OSHA, which administers a host of whistleblower protections under 21 different laws, including not only labor safety laws, but also those under Sarbanes-Oxley Act and the Consumer Financial Protection Act, has seen a jump in whistleblower charges, reaching 2,339 through Sept. 14 of this year, compared to a total of 2,319 for all of 2010, and 2,158 in 2009.
A new law providing monetary rewards for whistleblowers kicked in last year (in addition to scores of federal and states whistleblower protections put in place in recent years). There’s also a growing desire on the part of citizens to step up when they see wrongdoing following an economic downturn largely caused by malfeasance in corporate America. And there has been a beefing up of government enforcement to protect citizens who come forward with their accounts of misconduct from retaliation.

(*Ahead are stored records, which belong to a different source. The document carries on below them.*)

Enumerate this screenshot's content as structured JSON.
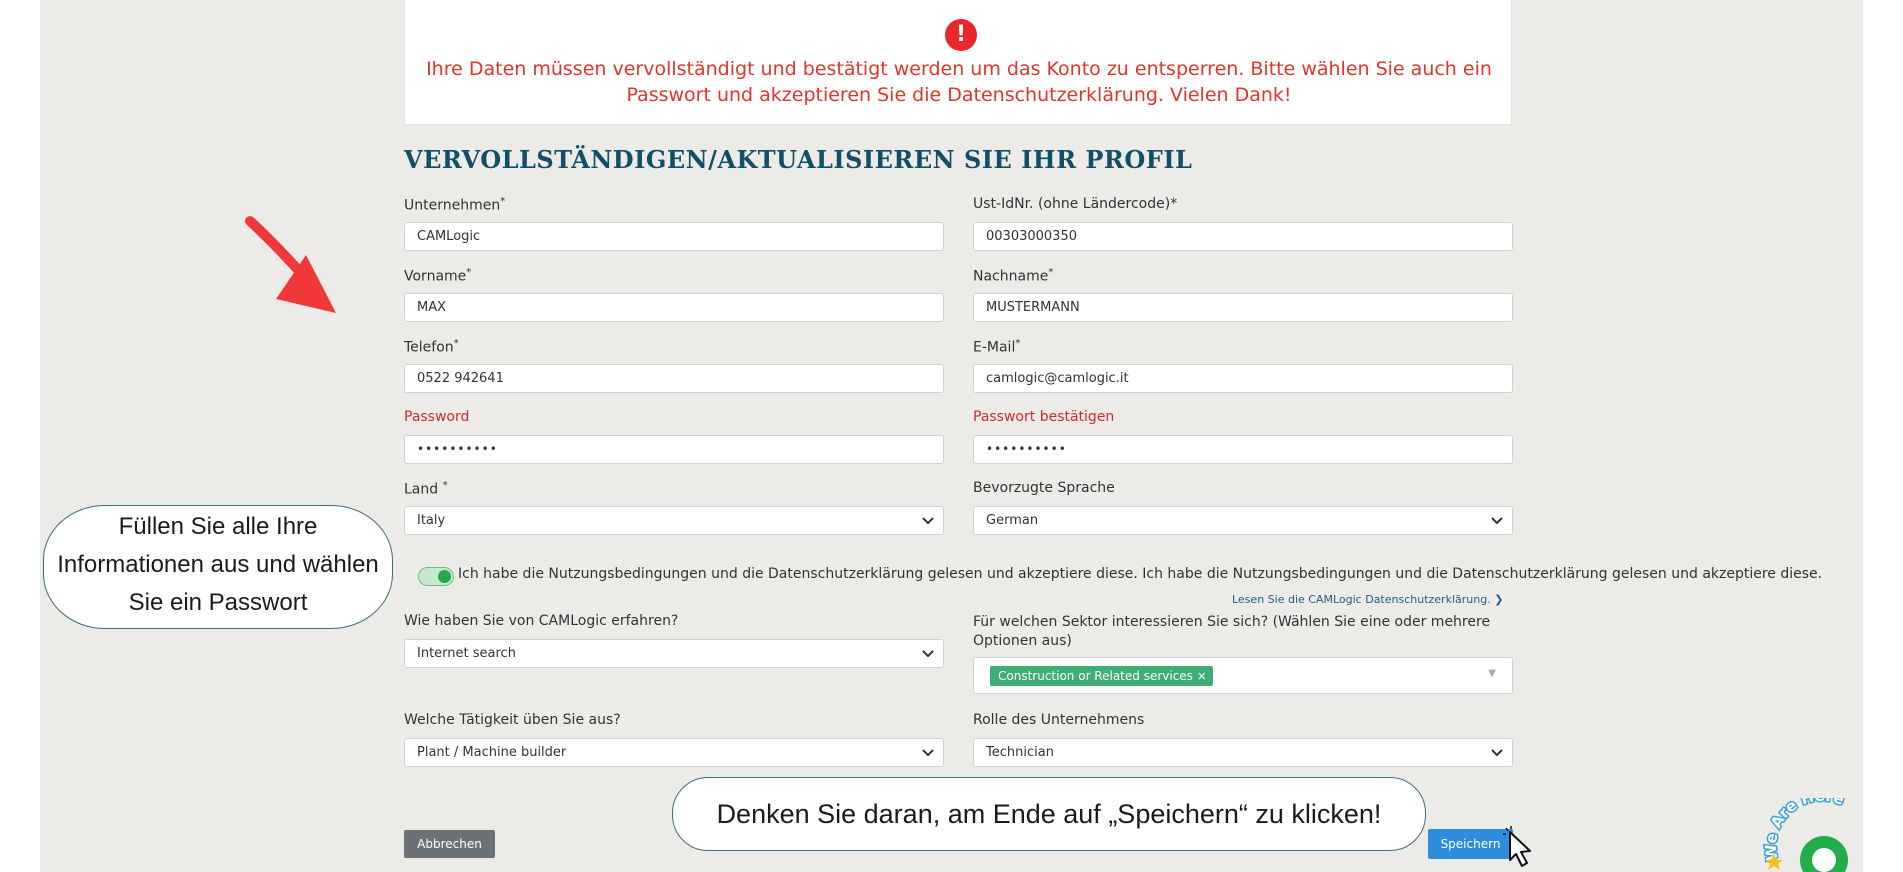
{
  "alert": {
    "icon": "exclamation-icon",
    "message": "Ihre Daten müssen vervollständigt und bestätigt werden um das Konto zu entsperren. Bitte wählen Sie auch ein Passwort und akzeptieren Sie die Datenschutzerklärung. Vielen Dank!"
  },
  "form": {
    "title": "VERVOLLSTÄNDIGEN/AKTUALISIEREN SIE IHR PROFIL",
    "company_label": "Unternehmen",
    "company_value": "CAMLogic",
    "vat_label": "Ust-IdNr. (ohne Ländercode)*",
    "vat_value": "00303000350",
    "firstname_label": "Vorname",
    "firstname_value": "MAX",
    "lastname_label": "Nachname",
    "lastname_value": "MUSTERMANN",
    "phone_label": "Telefon",
    "phone_value": "0522 942641",
    "email_label": "E-Mail",
    "email_value": "camlogic@camlogic.it",
    "password_label": "Password",
    "password_value": "••••••••••",
    "password_confirm_label": "Passwort bestätigen",
    "password_confirm_value": "••••••••••",
    "country_label": "Land",
    "country_value": "Italy",
    "language_label": "Bevorzugte Sprache",
    "language_value": "German",
    "required_mark": "*",
    "terms_text": "Ich habe die Nutzungsbedingungen und die Datenschutzerklärung gelesen und akzeptiere diese. Ich habe die Nutzungsbedingungen und die Datenschutzerklärung gelesen und akzeptiere diese.",
    "terms_checked": true,
    "privacy_link": "Lesen Sie die CAMLogic Datenschutzerklärung. ❯",
    "source_label": "Wie haben Sie von CAMLogic erfahren?",
    "source_value": "Internet search",
    "sector_label": "Für welchen Sektor interessieren Sie sich? (Wählen Sie eine oder mehrere Optionen aus)",
    "sector_tag": "Construction or Related services",
    "sector_tag_remove": "×",
    "activity_label": "Welche Tätigkeit üben Sie aus?",
    "activity_value": "Plant / Machine builder",
    "role_label": "Rolle des Unternehmens",
    "role_value": "Technician",
    "cancel_button": "Abbrechen",
    "save_button": "Speichern"
  },
  "annotations": {
    "left_bubble": "Füllen Sie alle Ihre Informationen aus und wählen Sie ein Passwort",
    "bottom_bubble": "Denken Sie daran, am Ende auf „Speichern“ zu klicken!",
    "chat_badge": "We Are Here"
  },
  "colors": {
    "alert_red": "#e2342b",
    "title_teal": "#0f4f6a",
    "toggle_green": "#27a745",
    "tag_green": "#3fae74",
    "save_blue": "#2d8ee0",
    "cancel_grey": "#6b7177",
    "arrow_red": "#f0383a"
  },
  "icons": {
    "select_chevron": "⌄",
    "caret": "▼"
  }
}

The Dodd-Frank financial reform law created more incentives, including a whistleblower reward that went into effect in August, for employees to step forward, something that’s very difficult for them to do because they can lose their jobs as a result, and many have. The legislation actually calls for financial incentives of up to 30 percent of funds recovered for information employees give regulators that leads to prosecution of securities fraud. (Click here for information from the U.S. Securities and Exchange Commission on how the bounty works.)
The question is, will this all lead to change? A good sign is Smith’s look in the mirror may be getting us all thinking about picking up that whistle…hopefully.